Even for those born earlier in the year, there are still challenges. Until the early 2000s, Koreans born in January or February entered school a year earlier than others in their “year-age” group. That is because the Korean school system used the Chinese Zodiac calendar, which goes from March until February.

But that presented challenges in how to form relationships and address classmates, because Koreans typically only refer to each other as “friends” if they are the same age. Additionally, Koreans typically do not use first names to refer to those older than them.

“I was uncomfortable when I was in school because of my age,” said Shim Hanui, who was born in January 1990, and therefore entered school a year early. Korean custom said she should only be “friends” with others born in 1990, but most of her classmates were born in 1989.

"I didn't know if I should be friends with them," said Shim, an office worker who lives on the outskirts of Seoul. Now that she’s older, she said there are fewer occasions to know when someone was born.

She still wants to see the Korean age system abolished, though.

“I think it will reduce a lot of social costs by avoiding such confusion,” she said.

Most recently, many South Koreans became frustrated after health officials used inconsistent age standards for coronavirus vaccinations. As a result, many were required to show proof of vaccination even though they were not eligible to get vaccines.

There has also been confusion about who is eligible for certain youth-based government assistance programs, such as subsidized housing or small business support.

Yoon, who was born in December, made abolishing the Korean age system a major campaign promise.

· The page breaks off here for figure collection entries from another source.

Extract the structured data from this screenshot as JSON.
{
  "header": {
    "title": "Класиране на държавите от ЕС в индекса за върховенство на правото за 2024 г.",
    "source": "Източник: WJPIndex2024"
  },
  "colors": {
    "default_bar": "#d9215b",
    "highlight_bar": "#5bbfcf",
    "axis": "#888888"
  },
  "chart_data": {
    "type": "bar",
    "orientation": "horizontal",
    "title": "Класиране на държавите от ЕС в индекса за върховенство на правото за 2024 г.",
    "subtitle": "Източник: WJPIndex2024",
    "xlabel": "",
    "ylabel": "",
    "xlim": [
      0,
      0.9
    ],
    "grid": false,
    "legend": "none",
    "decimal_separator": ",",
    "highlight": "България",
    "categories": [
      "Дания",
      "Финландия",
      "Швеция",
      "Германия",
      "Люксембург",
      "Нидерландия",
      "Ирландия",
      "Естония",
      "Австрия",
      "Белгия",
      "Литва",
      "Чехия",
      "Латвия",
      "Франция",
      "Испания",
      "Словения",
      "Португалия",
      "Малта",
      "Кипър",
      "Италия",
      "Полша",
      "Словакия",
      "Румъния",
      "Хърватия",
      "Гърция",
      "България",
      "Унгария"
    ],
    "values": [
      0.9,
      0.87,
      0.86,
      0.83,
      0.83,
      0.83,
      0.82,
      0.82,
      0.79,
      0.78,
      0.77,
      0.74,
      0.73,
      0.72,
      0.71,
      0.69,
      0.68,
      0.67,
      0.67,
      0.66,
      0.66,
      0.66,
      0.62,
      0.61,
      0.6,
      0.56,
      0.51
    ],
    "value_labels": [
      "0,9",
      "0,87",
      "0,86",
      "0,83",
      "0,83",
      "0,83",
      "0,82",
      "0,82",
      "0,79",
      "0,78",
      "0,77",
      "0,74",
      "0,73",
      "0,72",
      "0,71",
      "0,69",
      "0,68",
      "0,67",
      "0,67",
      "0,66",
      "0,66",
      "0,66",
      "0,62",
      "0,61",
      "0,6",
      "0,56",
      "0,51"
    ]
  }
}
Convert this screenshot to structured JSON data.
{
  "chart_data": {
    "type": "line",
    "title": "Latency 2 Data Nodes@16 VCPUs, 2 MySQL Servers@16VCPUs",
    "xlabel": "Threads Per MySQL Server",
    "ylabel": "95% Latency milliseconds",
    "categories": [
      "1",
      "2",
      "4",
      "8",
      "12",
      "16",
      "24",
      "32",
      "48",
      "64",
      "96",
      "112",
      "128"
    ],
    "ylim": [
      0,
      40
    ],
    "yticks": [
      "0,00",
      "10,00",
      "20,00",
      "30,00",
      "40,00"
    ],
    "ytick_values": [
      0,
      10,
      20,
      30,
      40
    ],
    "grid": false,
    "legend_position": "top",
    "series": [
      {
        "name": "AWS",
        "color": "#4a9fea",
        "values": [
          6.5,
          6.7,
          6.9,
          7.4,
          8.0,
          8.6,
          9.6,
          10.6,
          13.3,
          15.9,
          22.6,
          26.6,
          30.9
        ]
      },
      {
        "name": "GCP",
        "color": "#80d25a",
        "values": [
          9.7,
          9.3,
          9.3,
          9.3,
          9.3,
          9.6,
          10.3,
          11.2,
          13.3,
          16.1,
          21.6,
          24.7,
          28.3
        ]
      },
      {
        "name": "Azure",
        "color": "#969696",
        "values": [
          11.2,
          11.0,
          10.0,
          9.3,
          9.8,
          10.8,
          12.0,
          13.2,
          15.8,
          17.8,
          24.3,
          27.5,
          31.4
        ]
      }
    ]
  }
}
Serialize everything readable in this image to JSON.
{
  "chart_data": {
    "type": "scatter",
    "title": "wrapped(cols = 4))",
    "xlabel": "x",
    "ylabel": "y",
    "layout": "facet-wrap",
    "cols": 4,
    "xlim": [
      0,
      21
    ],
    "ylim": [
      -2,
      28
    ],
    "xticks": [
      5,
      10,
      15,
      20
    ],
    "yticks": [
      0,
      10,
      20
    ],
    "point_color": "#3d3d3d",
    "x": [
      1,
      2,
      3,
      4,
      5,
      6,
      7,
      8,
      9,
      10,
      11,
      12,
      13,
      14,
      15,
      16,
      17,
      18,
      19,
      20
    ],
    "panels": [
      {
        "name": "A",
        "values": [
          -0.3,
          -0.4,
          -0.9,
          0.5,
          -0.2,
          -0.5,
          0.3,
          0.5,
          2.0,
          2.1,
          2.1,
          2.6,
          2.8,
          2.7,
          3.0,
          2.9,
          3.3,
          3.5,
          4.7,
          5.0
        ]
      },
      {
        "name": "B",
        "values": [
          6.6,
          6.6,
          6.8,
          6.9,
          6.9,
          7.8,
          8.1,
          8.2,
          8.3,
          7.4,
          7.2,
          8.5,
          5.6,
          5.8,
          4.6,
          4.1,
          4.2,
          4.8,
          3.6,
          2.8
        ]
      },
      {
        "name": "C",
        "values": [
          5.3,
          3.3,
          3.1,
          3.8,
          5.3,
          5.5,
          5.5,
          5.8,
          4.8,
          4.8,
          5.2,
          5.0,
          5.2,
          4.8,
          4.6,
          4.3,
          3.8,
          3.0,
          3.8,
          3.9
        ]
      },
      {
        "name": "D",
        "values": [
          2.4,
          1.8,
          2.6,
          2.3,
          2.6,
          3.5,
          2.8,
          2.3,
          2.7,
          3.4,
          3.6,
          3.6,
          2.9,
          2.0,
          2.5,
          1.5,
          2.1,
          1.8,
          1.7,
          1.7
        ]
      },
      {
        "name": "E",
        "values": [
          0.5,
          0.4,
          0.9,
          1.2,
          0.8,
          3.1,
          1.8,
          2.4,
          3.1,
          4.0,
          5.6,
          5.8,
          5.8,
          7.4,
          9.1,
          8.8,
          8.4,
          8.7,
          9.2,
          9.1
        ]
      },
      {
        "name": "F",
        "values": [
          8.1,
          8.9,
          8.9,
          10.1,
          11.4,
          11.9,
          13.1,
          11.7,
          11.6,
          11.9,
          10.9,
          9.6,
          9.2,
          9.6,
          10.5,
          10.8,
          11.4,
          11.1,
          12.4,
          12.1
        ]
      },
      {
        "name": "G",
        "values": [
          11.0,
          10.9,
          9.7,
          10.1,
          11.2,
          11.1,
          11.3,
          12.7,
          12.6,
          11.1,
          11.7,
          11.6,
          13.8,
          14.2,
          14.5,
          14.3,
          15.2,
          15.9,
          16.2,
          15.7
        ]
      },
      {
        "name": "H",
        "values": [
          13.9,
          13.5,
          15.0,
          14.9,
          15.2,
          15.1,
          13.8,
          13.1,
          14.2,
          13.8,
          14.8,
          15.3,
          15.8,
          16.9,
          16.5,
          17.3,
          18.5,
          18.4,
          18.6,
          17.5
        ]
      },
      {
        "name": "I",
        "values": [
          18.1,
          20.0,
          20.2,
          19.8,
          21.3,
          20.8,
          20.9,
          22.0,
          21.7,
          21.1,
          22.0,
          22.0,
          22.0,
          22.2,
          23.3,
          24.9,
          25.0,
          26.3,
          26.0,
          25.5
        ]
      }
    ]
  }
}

Under Yoon’s proposal, international age would eventually become the single standard for all legal and social purposes, though the effort will likely have to be rolled out in phases, given its complexity.

Though similar attempts have failed in the past, Yoon’s proposal may succeed, according to many analysts, who note the change has support among both major political parties and the public.

“Korean age is not wrong; it is only a Confucian cultural custom,” said Han Sae-eok, a professor at Dong-A University in the southern city of Busan. “But it needs to be changed in order to reduce the gap between customs and institutions and to promote consistent and clear instruction.”